Ooey Gooey pumpkin chocolate chip blondies are where it’s at this week. I had a major fail last week trying to make these as cookies with oat flour and tbh they tasted like rubber. Not sure yet how to bake with oat flour so I stuck to what I knew and made these using almond flour. They ended up being SUPER fudgy and thick and just the way I wanted them to, so that was a win after my tragic fail. If you’re not vegan, an egg will easily substitute for the flax egg and probably yield good results as well. Hope you enjoy!
- 1 egg (or flax egg)
- 1/3 cup smooth nut butter of your choice (almond, cashew, peanut, etc.)
- 2/3 cup pumpkin puree (make sure its not sweetened)
- 1/3 cup coconut sugar
- 1/4 cup maple syrup
- 2 tsp vanilla extract
- 1 3/4 cups blanched almond flour
- 1/2 tsp baking soda
- 1/4 tsp sea salt
- 2 tsp pumpkin pie spice
- 3/4 cup chocolate chips
- Preheat your oven to 350 degrees and grease an 8×8 baking dish (or line with parchment paper)
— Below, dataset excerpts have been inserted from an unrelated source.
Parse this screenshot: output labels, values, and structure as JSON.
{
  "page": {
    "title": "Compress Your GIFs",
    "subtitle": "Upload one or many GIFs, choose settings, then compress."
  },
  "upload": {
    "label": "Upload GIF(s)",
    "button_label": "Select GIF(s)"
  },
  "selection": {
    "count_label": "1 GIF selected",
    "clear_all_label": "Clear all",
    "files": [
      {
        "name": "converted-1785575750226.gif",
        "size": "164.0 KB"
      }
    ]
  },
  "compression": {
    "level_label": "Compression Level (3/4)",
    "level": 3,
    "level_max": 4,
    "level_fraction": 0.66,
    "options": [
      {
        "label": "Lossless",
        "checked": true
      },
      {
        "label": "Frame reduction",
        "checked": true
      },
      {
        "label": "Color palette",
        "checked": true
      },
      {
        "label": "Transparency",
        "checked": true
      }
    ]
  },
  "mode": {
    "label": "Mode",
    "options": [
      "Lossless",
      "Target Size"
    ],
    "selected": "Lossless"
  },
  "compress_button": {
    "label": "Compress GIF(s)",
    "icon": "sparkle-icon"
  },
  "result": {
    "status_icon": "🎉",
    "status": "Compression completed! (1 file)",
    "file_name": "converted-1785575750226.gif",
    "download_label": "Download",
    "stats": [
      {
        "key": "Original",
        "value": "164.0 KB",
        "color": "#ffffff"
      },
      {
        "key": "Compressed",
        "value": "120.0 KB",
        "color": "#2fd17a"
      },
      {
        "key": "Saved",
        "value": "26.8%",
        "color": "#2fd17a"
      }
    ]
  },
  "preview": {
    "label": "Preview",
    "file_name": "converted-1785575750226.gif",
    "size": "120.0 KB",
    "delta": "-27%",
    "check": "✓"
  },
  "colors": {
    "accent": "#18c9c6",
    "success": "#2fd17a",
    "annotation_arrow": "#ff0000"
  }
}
- In a large bowl, whisk together the wet ingredients ( the egg, nut butter, pumpkin puree, coconut sugar, maple syrup, and vanilla.)
- In a separate bowl, combine the dry ingredients (almond flour, sea salt, cinnamon, pumpkin pie spice, and baking soda)
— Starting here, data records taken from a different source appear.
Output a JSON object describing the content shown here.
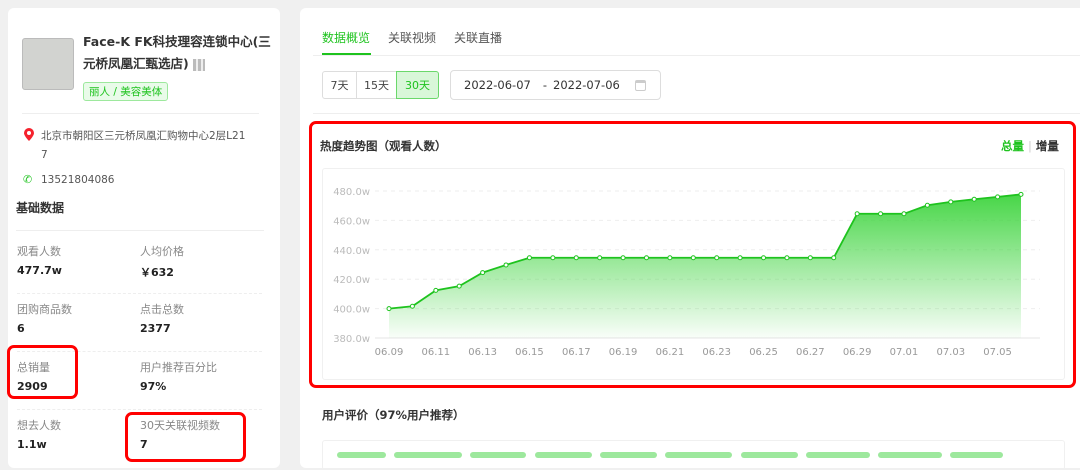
{
  "shop": {
    "name_line1": "Face-K FK科技理容连锁中心(三",
    "name_line2": "元桥凤凰汇甄选店)",
    "tag": "丽人 / 美容美体",
    "address_line1": "北京市朝阳区三元桥凤凰汇购物中心2层L21",
    "address_line2": "7",
    "phone": "13521804086"
  },
  "basic": {
    "title": "基础数据",
    "stats": [
      {
        "label": "观看人数",
        "value": "477.7w"
      },
      {
        "label": "人均价格",
        "value": "￥632"
      },
      {
        "label": "团购商品数",
        "value": "6"
      },
      {
        "label": "点击总数",
        "value": "2377"
      },
      {
        "label": "总销量",
        "value": "2909"
      },
      {
        "label": "用户推荐百分比",
        "value": "97%"
      },
      {
        "label": "想去人数",
        "value": "1.1w"
      },
      {
        "label": "30天关联视频数",
        "value": "7"
      }
    ]
  },
  "tabs": [
    {
      "label": "数据概览"
    },
    {
      "label": "关联视频"
    },
    {
      "label": "关联直播"
    }
  ],
  "ranges": [
    {
      "label": "7天"
    },
    {
      "label": "15天"
    },
    {
      "label": "30天"
    }
  ],
  "date_range": {
    "start": "2022-06-07",
    "sep": "-",
    "end": "2022-07-06"
  },
  "chart_toggle": {
    "total": "总量",
    "sep": "|",
    "incr": "增量"
  },
  "review": {
    "title": "用户评价（97%用户推荐）"
  },
  "colors": {
    "accent": "#1ec31e",
    "highlight": "#ff0000"
  },
  "chart_data": {
    "type": "area",
    "title": "热度趋势图（观看人数）",
    "x": [
      "06.09",
      "06.10",
      "06.11",
      "06.12",
      "06.13",
      "06.14",
      "06.15",
      "06.16",
      "06.17",
      "06.18",
      "06.19",
      "06.20",
      "06.21",
      "06.22",
      "06.23",
      "06.24",
      "06.25",
      "06.26",
      "06.27",
      "06.28",
      "06.29",
      "06.30",
      "07.01",
      "07.02",
      "07.03",
      "07.04",
      "07.05",
      "07.06"
    ],
    "values": [
      400,
      401.6,
      412.4,
      415.3,
      424.5,
      429.7,
      434.6,
      434.6,
      434.6,
      434.6,
      434.6,
      434.6,
      434.6,
      434.6,
      434.6,
      434.6,
      434.6,
      434.6,
      434.6,
      434.6,
      464.5,
      464.5,
      464.5,
      470.3,
      472.6,
      474.4,
      476,
      477.7
    ],
    "unit": "w",
    "yticks": [
      "380.0w",
      "400.0w",
      "420.0w",
      "440.0w",
      "460.0w",
      "480.0w"
    ],
    "ylim": [
      380,
      480
    ],
    "xtick_labels": [
      "06.09",
      "06.11",
      "06.13",
      "06.15",
      "06.17",
      "06.19",
      "06.21",
      "06.23",
      "06.25",
      "06.27",
      "06.29",
      "07.01",
      "07.03",
      "07.05"
    ],
    "grid": true
  }
}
- Mix together the dry ingredients until fully combined, then slowly fold in the wet ingredients. Then add in the chocolate chips until fully combined.
- Transfer the batter to the pan and use a rubber spatula to spread it out on the top so it is smooth. The mixture will be sticky but try to even it out as best you can.
- Bake for 22-25 minutes or until set in the center.
- Allow to cool completely in the pan on a cooling rack for (or just put them in the fridge) before cutting and serving.